Notes from JDL discussion, 16 Dec 2003
Editorial note: A lot of the discussion was too detailed to easily include in these notes. Overall, the discussion was very fruitful and there was a clear desire by all to work together.
Job description languages
"language" is loaded terminology and should be used carefully. The WSDL
is not the language, but takes a description written in the language
as a parameter. ie: "submit" submits a job written in JDL. The WSDL
methods parse the jobs in the language.
Should the JDL contain enough information to do fine-grained interactive
analysis, such as using a slider to change processing parameters and having
the job change and run immediately. Gabrielle thinks that the langauge
should be flexible or extensible enough for this.

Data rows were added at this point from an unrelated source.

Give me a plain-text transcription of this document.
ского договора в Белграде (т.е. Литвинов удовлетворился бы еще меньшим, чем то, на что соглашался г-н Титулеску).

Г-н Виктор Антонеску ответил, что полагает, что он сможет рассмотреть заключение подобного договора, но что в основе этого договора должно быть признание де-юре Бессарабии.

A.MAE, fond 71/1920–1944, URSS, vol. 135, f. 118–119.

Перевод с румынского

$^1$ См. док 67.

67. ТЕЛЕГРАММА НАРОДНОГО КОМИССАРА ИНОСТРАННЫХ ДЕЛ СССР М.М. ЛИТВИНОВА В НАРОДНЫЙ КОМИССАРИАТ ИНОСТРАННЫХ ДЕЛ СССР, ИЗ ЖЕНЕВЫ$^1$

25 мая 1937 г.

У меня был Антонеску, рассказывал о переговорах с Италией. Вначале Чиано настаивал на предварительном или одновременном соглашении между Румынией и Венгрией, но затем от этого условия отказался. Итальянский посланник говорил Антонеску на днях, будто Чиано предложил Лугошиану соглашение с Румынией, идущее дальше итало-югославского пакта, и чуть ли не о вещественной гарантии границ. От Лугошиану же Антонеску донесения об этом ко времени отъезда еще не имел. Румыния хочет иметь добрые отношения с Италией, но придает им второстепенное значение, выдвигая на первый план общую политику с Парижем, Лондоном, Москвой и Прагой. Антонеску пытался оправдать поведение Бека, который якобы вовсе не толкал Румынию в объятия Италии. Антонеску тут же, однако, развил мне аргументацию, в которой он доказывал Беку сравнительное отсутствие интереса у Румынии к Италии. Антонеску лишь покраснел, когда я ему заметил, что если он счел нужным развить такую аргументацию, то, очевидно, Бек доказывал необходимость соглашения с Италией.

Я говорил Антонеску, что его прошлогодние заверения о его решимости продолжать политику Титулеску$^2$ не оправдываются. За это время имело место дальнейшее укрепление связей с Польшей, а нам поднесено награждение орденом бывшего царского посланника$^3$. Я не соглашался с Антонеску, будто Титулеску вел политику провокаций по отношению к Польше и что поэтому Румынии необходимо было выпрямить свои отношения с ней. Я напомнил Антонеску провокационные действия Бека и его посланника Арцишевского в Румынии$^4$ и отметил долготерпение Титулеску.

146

Can different experiments share implementations of a JDL? Possibly,
each one would have to examine their jobs in JDL to find common areas
of functionality. A service interface should be generic, but the JDL
may have experiment-specific extensions that aren't shared, such as the
dataset definition and specific analysis tasks. There was some discussion
about the need for generic APIs for JDL management (submission, splitting),
and such. Some of this has already been discussed before in CS11 and
at the Caltech workshop. Joe reviewed what has already been discussed:
CS11 API definitions and
Caltech Workshop.
It was decided to start investigating the interface for this JDL service
(starting from David Adams' analysis service http://www.ppdg.net/archives/talks/2003/ppt00078.ppt)
boolean has_application(Application)
??? install_application(Application)
boolean install_task(Application, Task)
JobID submit(Application, Task, Dataset, Config)
Job job(JobID)
boolean kill(JobID)
Data object types:
Application - an installed software package
Task - add-on scripts and configuration to an Application.
Dataset - A description of the dataset to use. This can be either
physical or logical (such as a query input to the
Dataset Catalog service)
Configuration -
Result -
Job -
This only allows coarse job control. It does not allow more fine-grained
job control, such as changing processing parameters while a job is
running (without killing and restarting the job) or pausing a job. A
previously discussed Capabilities API would be used to determine if
these behaviours exist. The capabilities API could be part of the JDL service
or attached to the Job/Task.
Provenance an be a problem because it includes not only the parameters
for processing, but also configuration files and scripts that aren't
carried along in the JDL. Full provenance must include these parameters
and scripts, which might change over time (they are in a user's home directory),
thus, the JDL is not able to completely store the provenance. This
information is supposed to be part of the task, but it could grow quite large,
especially if the tasks are repeated in the JDL. Perhaps a "delta" task
containing a "diff" between tasks can help with this.
Tasks should be generic enough that a scheduler or other service can deal with
generic tasks, but using typed tasks has value.
How do we proceed from here to arrive at a language and service specification?
David Alexander will pull the schema for the JDL out from the job description
language specification.